Nordberg, who was named president of Sony Ericsson Mobile Communications last fall, and Rikko Sakaguchi, chief creation officer at Sony Ericsson, on Wednesday answered wide-ranging questions from a small group of journalists gathered in a conference room at Sony Ericssson’s booth here at Mobile World Congress.
Of course, what’s top of Nordberg’s mind these days is making the company profitable and if all goes as planned, that will happen by the end of this year. “If I could be profitable tomorrow, I would be happy,¨ he said. ¨ I have said to the market that the full effect … will be the second half of the year.”
Nordberg said the 2010 budget was approved by the parent companies – both of whom have expressed nothing but support for the handset division – and “we’re working day and night to make it profitable.” It also helps to have a strong portfolio, which he believes the company now has in what it calls the Fab 5.
“We have come up over the water line,” he said, adding that attaining a 10 percent operating margin would be considered good.
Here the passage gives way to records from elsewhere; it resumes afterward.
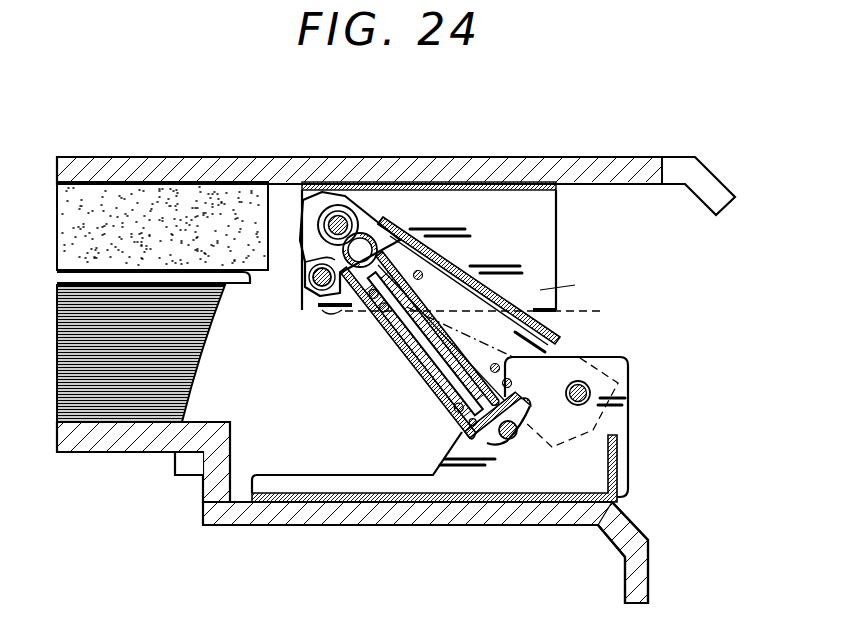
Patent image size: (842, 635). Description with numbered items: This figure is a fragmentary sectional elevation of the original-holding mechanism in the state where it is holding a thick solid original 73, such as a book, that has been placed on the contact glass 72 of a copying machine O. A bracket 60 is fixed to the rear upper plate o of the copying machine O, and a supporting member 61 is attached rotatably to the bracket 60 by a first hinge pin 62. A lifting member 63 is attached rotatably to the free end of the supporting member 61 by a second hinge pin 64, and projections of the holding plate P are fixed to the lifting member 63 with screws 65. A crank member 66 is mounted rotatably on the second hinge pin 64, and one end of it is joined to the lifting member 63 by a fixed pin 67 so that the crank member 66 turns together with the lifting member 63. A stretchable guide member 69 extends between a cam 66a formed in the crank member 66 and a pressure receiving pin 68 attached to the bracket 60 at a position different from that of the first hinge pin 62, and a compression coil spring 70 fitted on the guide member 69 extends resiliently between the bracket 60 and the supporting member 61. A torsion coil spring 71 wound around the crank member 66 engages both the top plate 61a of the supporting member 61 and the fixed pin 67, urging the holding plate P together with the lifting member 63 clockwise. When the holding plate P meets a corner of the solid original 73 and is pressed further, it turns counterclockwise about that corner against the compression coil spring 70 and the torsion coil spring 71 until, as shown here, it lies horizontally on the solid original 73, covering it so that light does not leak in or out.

The holding plate P is at (192, 173).
The second hinge pin 64 is at (329, 206).
The torsion coil spring 71 is at (345, 200).
The lifting member 63 is at (517, 210).
The cam 66a is at (403, 222).
The stretchable guide member 69 is at (455, 300).
The top plate 61a is at (540, 295).
The supporting member 61 is at (548, 326).
The first hinge pin 62 is at (590, 392).
The pressure receiving pin 68 is at (513, 438).
The fixed pin 67 is at (315, 290).
The screws 65 is at (335, 310).
The compression coil spring 70 is at (385, 328).
The crank member 66 is at (303, 267).
The solid original 73 is at (100, 407).
The contact glass 72 is at (140, 445).
The rear upper plate o is at (433, 523).
The bracket 60 is at (500, 485).
The copying machine O is at (657, 563).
He also said Sony Ericsson is going after value share as opposed to market share.
Sony Ericsson is a 50/50 joint venture by Sony and Ericsson that was established in October 2001. It saw some success with its Walkman and Cybershot phones in parts of the U.S. market, but it’s almost an afterthought for a lot of handset geeks. Sakaguchi acknowledged that part of the falling-out process for the company was putting too much into those Walkman and Cybershot products, which didn’t offer enough functionality for what the market is demanding now.
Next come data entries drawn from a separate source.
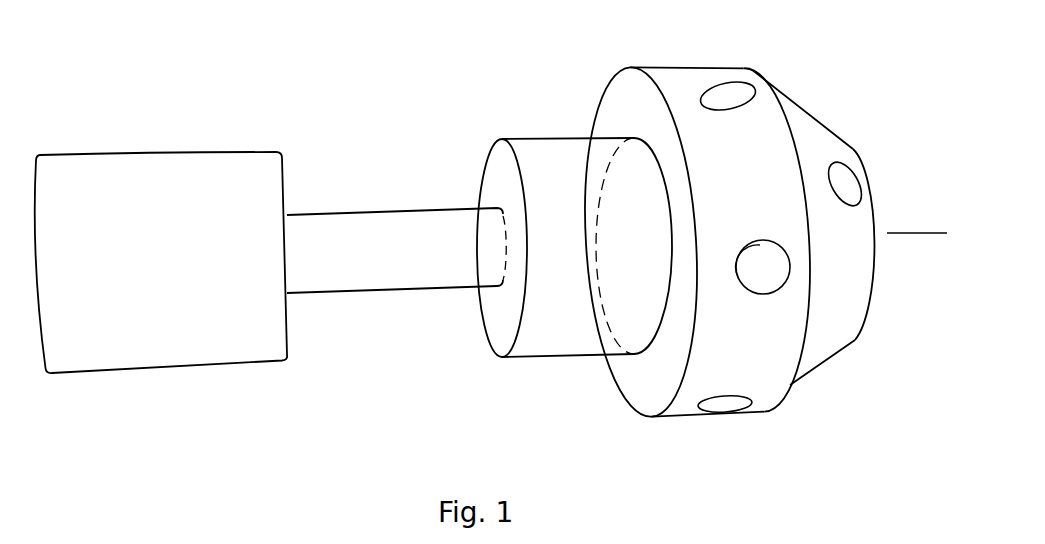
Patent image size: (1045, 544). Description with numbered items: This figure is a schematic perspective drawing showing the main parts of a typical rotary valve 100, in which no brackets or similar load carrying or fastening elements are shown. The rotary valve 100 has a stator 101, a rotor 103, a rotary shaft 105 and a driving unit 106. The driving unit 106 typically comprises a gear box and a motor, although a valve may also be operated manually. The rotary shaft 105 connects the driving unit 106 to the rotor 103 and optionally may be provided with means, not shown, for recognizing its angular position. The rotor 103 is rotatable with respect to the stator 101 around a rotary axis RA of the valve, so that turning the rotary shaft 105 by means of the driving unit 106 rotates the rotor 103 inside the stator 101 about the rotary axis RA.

The rotary valve 100 is at (240, 67).
The stator 101 is at (802, 119).
The rotor 103 is at (567, 358).
The rotary shaft 105 is at (418, 289).
The driving unit 106 is at (202, 362).
The rotary axis RA is at (928, 235).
The executives believe they’ve turned things around with their latest portfolio, although time will tell as a couple of the new releases will not ship until the second quarter. Nordberg and Sakaguchi also made it clear they’re not going after the same market as the iPhone, but that the strength of the company rests in a well-rounded portfolio.
Earlier this week, Sony Ericsson unveiled three new phones, including two based on the Android platform, but it’s not known if or when the Android models will hit the U.S. market, although the models would work on AT&T’s frequencies. The company wasn’t naming any operator partners for launch.
Overall, Nordberg made it clear that Sony Ericsson’s strategy is not to bypass the operator. Asked whether it was true that Google approached Sony Ericsson to make a phone like the Nexus One, there wasn’t a clear-cut answer, but Nordberg said the company will not make a product without its own brand on it.